Lebanon hit by severe power cuts and a pharmacy strike
Kanako Mita and Lee Jay Walker
Modern Tokyo Times
The multi-religious jewel in the Middle East crown is crumbling under the pressure of internal political cronyism. Equally detrimental, the weight of endless power plays by Iran, Israel, Syria, and the Palestinians have all abused Lebanon. Thus, for many decades Lebanon became embroiled by the whims of the non-Lebanese. These outside forces also utilized sectarianism for geopolitical gains while the Palestinians sought power under the PLO (Palestinian Liberation Organization). Therefore, the convulsions of many decades, alongside a high number of Palestinian and Syrian immigrants, are finally catching up with Lebanon.
On Friday, two important power plants were disabled. This resulted in much of the country being under a blackout. At the same time, pharmacies decided to strike because of essential medical shortages. Hence, the crisis is never-ending and increasing in severity because of the currency angle.
The BBC reports, “Lebanon’s two biggest power stations, Deir Ammar and Zahrani – which together provide about 40% of the country’s electricity – shut down on Friday, their owner Electricite Du Liban (EDL) said.”
The ongoing economic crisis that began approximately 18 months ago is merely highlighting political inertia. Hence, cronyism and issues related to power concentration continue. Thus the Lebanese Pound has collapsed dramatically. Therefore, apart from the mega-rich and political elites who can channel their money in different ways, the sense of abandonment prevails for the rest of society.
The embassies of America and France in Lebanon issued a joint communique. It stated, “On July 8, 2021, French Ambassador to Lebanon Anne Grillo and U.S. Ambassador to Lebanon Dorothy Shea conducted trilateral meetings with counterparts in Saudi Arabia to discuss the situation in Lebanon. This initiative follows up on the trilateral meetings among U.S. Secretary of State Antony Blinken, French Foreign Minister Jean-Yves Le Drian, and Saudi Arabian Foreign Minister Faisal bin Farhan Al-Saud on June 29 in Matera, Italy on the margins of the G-20 conference.”
Hence, the international community is indicating that corruption and mismanagement must be tackled to obtain greater international assistance. However, while this will be agreed upon by many in Lebanon, the international community must also acknowledge the meddling of Israel, Iran, Syria, and Palestinians into the body politic of Lebanon.
In other words, political cronyism internally is a real issue and the same applies to not tackling serious economic issues – and other areas related to the infrastructure of this country.

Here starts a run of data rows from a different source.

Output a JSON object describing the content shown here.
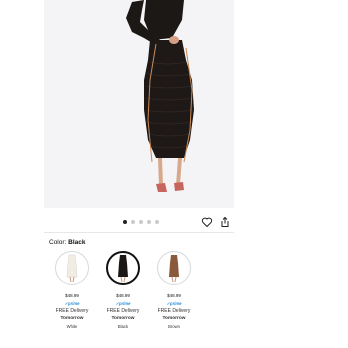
{
  "hero": {
    "image_alt": "Black ruched off-shoulder midi dress"
  },
  "pager": {
    "count": 5,
    "active": 0
  },
  "color": {
    "prefix": "Color:",
    "selected": "Black"
  },
  "swatches": [
    {
      "name": "White",
      "price": "$48.99",
      "prime": "✓prime",
      "delivery": "FREE Delivery",
      "when": "Tomorrow",
      "tone": "#f2ede4",
      "selected": false
    },
    {
      "name": "Black",
      "price": "$48.99",
      "prime": "✓prime",
      "delivery": "FREE Delivery",
      "when": "Tomorrow",
      "tone": "#1b1716",
      "selected": true
    },
    {
      "name": "Brown",
      "price": "$48.99",
      "prime": "✓prime",
      "delivery": "FREE Delivery",
      "when": "Tomorrow",
      "tone": "#8a5a3c",
      "selected": false
    }
  ]
}
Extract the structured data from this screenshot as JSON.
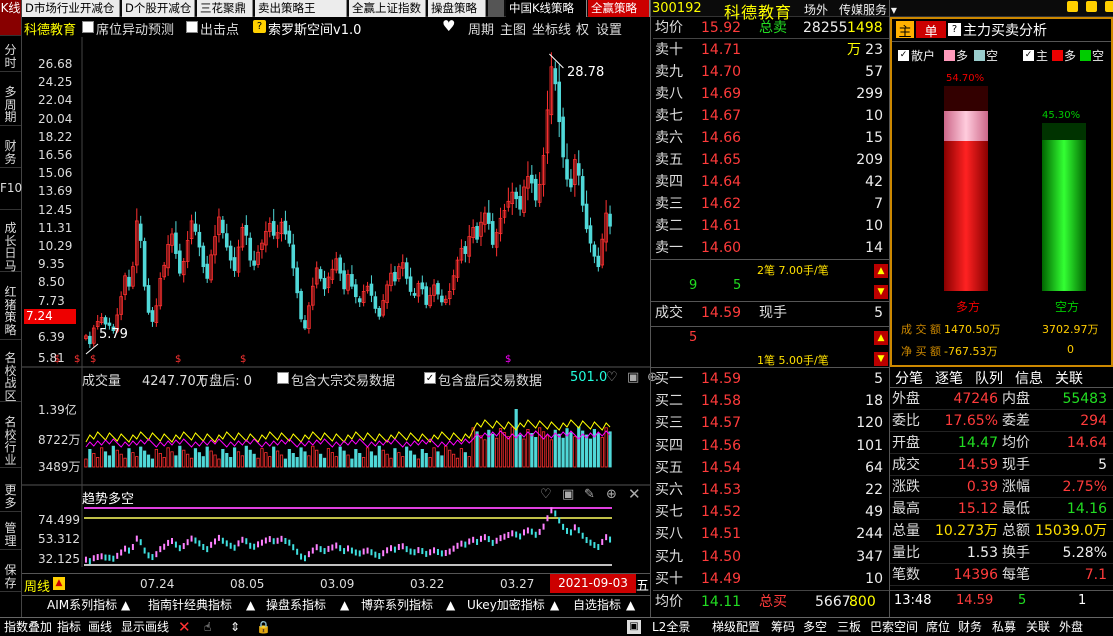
{
  "top_menu": [
    "D市场行业开减仓",
    "D个股开减仓",
    "三花聚鼎",
    "卖出策略王",
    "全赢上证指数",
    "操盘策略",
    "中国K线策略",
    "全赢策略"
  ],
  "stock": {
    "code": "300192",
    "name": "科德教育",
    "venue": "场外",
    "sector": "传媒服务 ▾"
  },
  "left_tabs": [
    "K线",
    "分时",
    "多周期",
    "财务",
    "F10",
    "成长日马",
    "红猪策略",
    "名校战区",
    "名校行业",
    "更多",
    "管理",
    "保存"
  ],
  "chart_header": {
    "name": "科德教育",
    "checkbox1": "席位异动预测",
    "checkbox2": "出击点",
    "indicator": "索罗斯空间v1.0",
    "menu": [
      "周期",
      "主图",
      "坐标线",
      "权",
      "设置"
    ]
  },
  "price_axis": [
    "26.68",
    "24.25",
    "22.04",
    "20.04",
    "18.22",
    "16.56",
    "15.06",
    "13.69",
    "12.45",
    "11.31",
    "10.29",
    "9.35",
    "8.50",
    "7.73",
    "7.24",
    "6.39",
    "5.81"
  ],
  "current_price_tag": "7.24",
  "annotations": {
    "high": "28.78",
    "low": "5.79"
  },
  "volume_panel": {
    "label": "成交量",
    "value": "4247.70万",
    "after_hours": "( 盘后: 0",
    "opt1": "包含大宗交易数据",
    "opt2": "包含盘后交易数据",
    "ma": "501.0",
    "axis": [
      "1.39亿",
      "8722万",
      "3489万"
    ]
  },
  "trend_panel": {
    "title": "趋势多空",
    "axis": [
      "74.499",
      "53.312",
      "32.125"
    ]
  },
  "date_axis": [
    "07.24",
    "08.05",
    "03.09",
    "03.22",
    "03.27"
  ],
  "period": "周线",
  "date_marker": "2021-09-03",
  "weekday": "五",
  "indicator_tabs": [
    "AIM系列指标",
    "指南针经典指标",
    "操盘系指标",
    "博弈系列指标",
    "Ukey加密指标",
    "自选指标"
  ],
  "order_book": {
    "avg_label": "均价",
    "avg": "15.92",
    "sell_total_label": "总卖",
    "sell_total": "28255",
    "sell_amount": "1498万",
    "asks": [
      {
        "l": "卖十",
        "p": "14.71",
        "v": "23"
      },
      {
        "l": "卖九",
        "p": "14.70",
        "v": "57"
      },
      {
        "l": "卖八",
        "p": "14.69",
        "v": "299"
      },
      {
        "l": "卖七",
        "p": "14.67",
        "v": "10"
      },
      {
        "l": "卖六",
        "p": "14.66",
        "v": "15"
      },
      {
        "l": "卖五",
        "p": "14.65",
        "v": "209"
      },
      {
        "l": "卖四",
        "p": "14.64",
        "v": "42"
      },
      {
        "l": "卖三",
        "p": "14.62",
        "v": "7"
      },
      {
        "l": "卖二",
        "p": "14.61",
        "v": "10"
      },
      {
        "l": "卖一",
        "p": "14.60",
        "v": "14"
      }
    ],
    "ask_info": "2笔 7.00手/笔",
    "ask_queue": [
      "9",
      "5"
    ],
    "trade_label": "成交",
    "trade_price": "14.59",
    "hand_label": "现手",
    "hand": "5",
    "bid_queue": "5",
    "bid_info": "1笔 5.00手/笔",
    "bids": [
      {
        "l": "买一",
        "p": "14.59",
        "v": "5"
      },
      {
        "l": "买二",
        "p": "14.58",
        "v": "18"
      },
      {
        "l": "买三",
        "p": "14.57",
        "v": "120"
      },
      {
        "l": "买四",
        "p": "14.56",
        "v": "101"
      },
      {
        "l": "买五",
        "p": "14.54",
        "v": "64"
      },
      {
        "l": "买六",
        "p": "14.53",
        "v": "22"
      },
      {
        "l": "买七",
        "p": "14.52",
        "v": "49"
      },
      {
        "l": "买八",
        "p": "14.51",
        "v": "244"
      },
      {
        "l": "买九",
        "p": "14.50",
        "v": "347"
      },
      {
        "l": "买十",
        "p": "14.49",
        "v": "10"
      }
    ],
    "buy_avg_label": "均价",
    "buy_avg": "14.11",
    "buy_total_label": "总买",
    "buy_total": "5667",
    "buy_amount": "800万"
  },
  "fund_panel": {
    "tab1": "主",
    "tab2": "单",
    "title": "主力买卖分析",
    "cb1": "散户",
    "cb1a": "多",
    "cb1b": "空",
    "cb2": "主",
    "cb2a": "多",
    "cb2b": "空",
    "bull_pct": "54.70%",
    "bear_pct": "45.30%",
    "bull_label": "多方",
    "bear_label": "空方",
    "amount_label": "成 交 额",
    "bull_amount": "1470.50万",
    "bear_amount": "3702.97万",
    "net_label": "净 买 额",
    "bull_net": "-767.53万",
    "bear_net": "0",
    "bull_fill": 0.73,
    "bull_pink": 0.25,
    "bear_fill": 0.72
  },
  "info_tabs": [
    "分笔",
    "逐笔",
    "队列",
    "信息",
    "关联"
  ],
  "stats": [
    {
      "a": "外盘",
      "b": "47246",
      "c": "内盘",
      "d": "55483",
      "bc": "red",
      "dc": "grn"
    },
    {
      "a": "委比",
      "b": "17.65%",
      "c": "委差",
      "d": "294",
      "bc": "red",
      "dc": "red"
    },
    {
      "a": "开盘",
      "b": "14.47",
      "c": "均价",
      "d": "14.64",
      "bc": "grn",
      "dc": "red"
    },
    {
      "a": "成交",
      "b": "14.59",
      "c": "现手",
      "d": "5",
      "bc": "red",
      "dc": "w"
    },
    {
      "a": "涨跌",
      "b": "0.39",
      "c": "涨幅",
      "d": "2.75%",
      "bc": "red",
      "dc": "red"
    },
    {
      "a": "最高",
      "b": "15.12",
      "c": "最低",
      "d": "14.16",
      "bc": "red",
      "dc": "grn"
    },
    {
      "a": "总量",
      "b": "10.273万",
      "c": "总额",
      "d": "15039.0万",
      "bc": "ylw",
      "dc": "ylw"
    },
    {
      "a": "量比",
      "b": "1.53",
      "c": "换手",
      "d": "5.28%",
      "bc": "w",
      "dc": "w"
    },
    {
      "a": "笔数",
      "b": "14396",
      "c": "每笔",
      "d": "7.1",
      "bc": "red",
      "dc": "red"
    }
  ],
  "tick": {
    "time": "13:48",
    "price": "14.59",
    "vol": "5",
    "n": "1"
  },
  "status_bar": [
    "指数叠加",
    "指标",
    "画线",
    "显示画线",
    "L2全景",
    "梯级配置",
    "筹码",
    "多空",
    "三板",
    "巴索空间",
    "席位",
    "财务",
    "私募",
    "关联",
    "外盘"
  ],
  "chart_data": {
    "type": "candlestick",
    "note_ylim": [
      5.81,
      28.78
    ],
    "x_ticks": [
      "07.24",
      "08.05",
      "03.09",
      "03.22",
      "03.27"
    ],
    "closes": [
      7.2,
      6.6,
      7.8,
      8.3,
      8.6,
      8.1,
      8.0,
      7.6,
      8.8,
      10.2,
      11.8,
      11.0,
      12.5,
      16.0,
      14.5,
      11.0,
      9.0,
      8.3,
      9.5,
      11.6,
      12.6,
      14.2,
      15.0,
      13.5,
      12.0,
      12.9,
      14.5,
      16.0,
      15.2,
      14.0,
      12.5,
      11.6,
      13.4,
      14.8,
      16.3,
      15.1,
      14.0,
      13.0,
      12.2,
      14.0,
      15.5,
      14.9,
      13.0,
      12.6,
      13.6,
      14.3,
      15.2,
      15.8,
      14.9,
      15.1,
      15.9,
      15.0,
      14.3,
      12.4,
      10.5,
      8.5,
      7.8,
      9.5,
      11.0,
      12.4,
      11.6,
      10.8,
      11.7,
      12.3,
      13.1,
      12.0,
      10.8,
      11.9,
      11.0,
      10.2,
      9.8,
      10.6,
      11.0,
      10.3,
      9.3,
      8.7,
      9.9,
      11.1,
      12.0,
      11.4,
      12.5,
      12.8,
      11.6,
      10.6,
      10.3,
      11.2,
      10.8,
      9.6,
      10.3,
      11.1,
      10.4,
      9.8,
      10.0,
      10.6,
      11.8,
      13.0,
      13.9,
      13.5,
      14.8,
      15.5,
      14.6,
      15.9,
      16.6,
      15.8,
      14.2,
      15.1,
      16.2,
      16.8,
      17.5,
      18.2,
      17.7,
      16.9,
      18.6,
      19.4,
      18.9,
      17.6,
      18.8,
      21.0,
      24.5,
      27.8,
      26.5,
      23.6,
      20.9,
      19.2,
      18.6,
      20.7,
      19.5,
      17.2,
      15.4,
      14.3,
      13.3,
      12.5,
      14.6,
      16.6,
      15.6
    ]
  }
}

Yet, from Israel and Palestinians enjoying their proxy wars in Lebanon – to Iran treating Hezbollah with being a bulwark against Israel – to the role of Syria in Lebanon can’t be brushed under the carpet. Similarly, a sizeable minority of people residing in Lebanon are Palestinians and Syrians who have fled regional convulsions. Therefore, given the sectarian angle in Lebanon that already existed – and the fear of Christians becoming future dhimmis in the wider majority Muslim-dominated Middle East – the issues are extremely complex.
Lebanon needs a fresh start and for friendly nations to help during the current economic and political crisis. This applies to economics, politics, and enabling the Lebanese to control their own destiny without the hands of other nations – and peoples – endangering this country.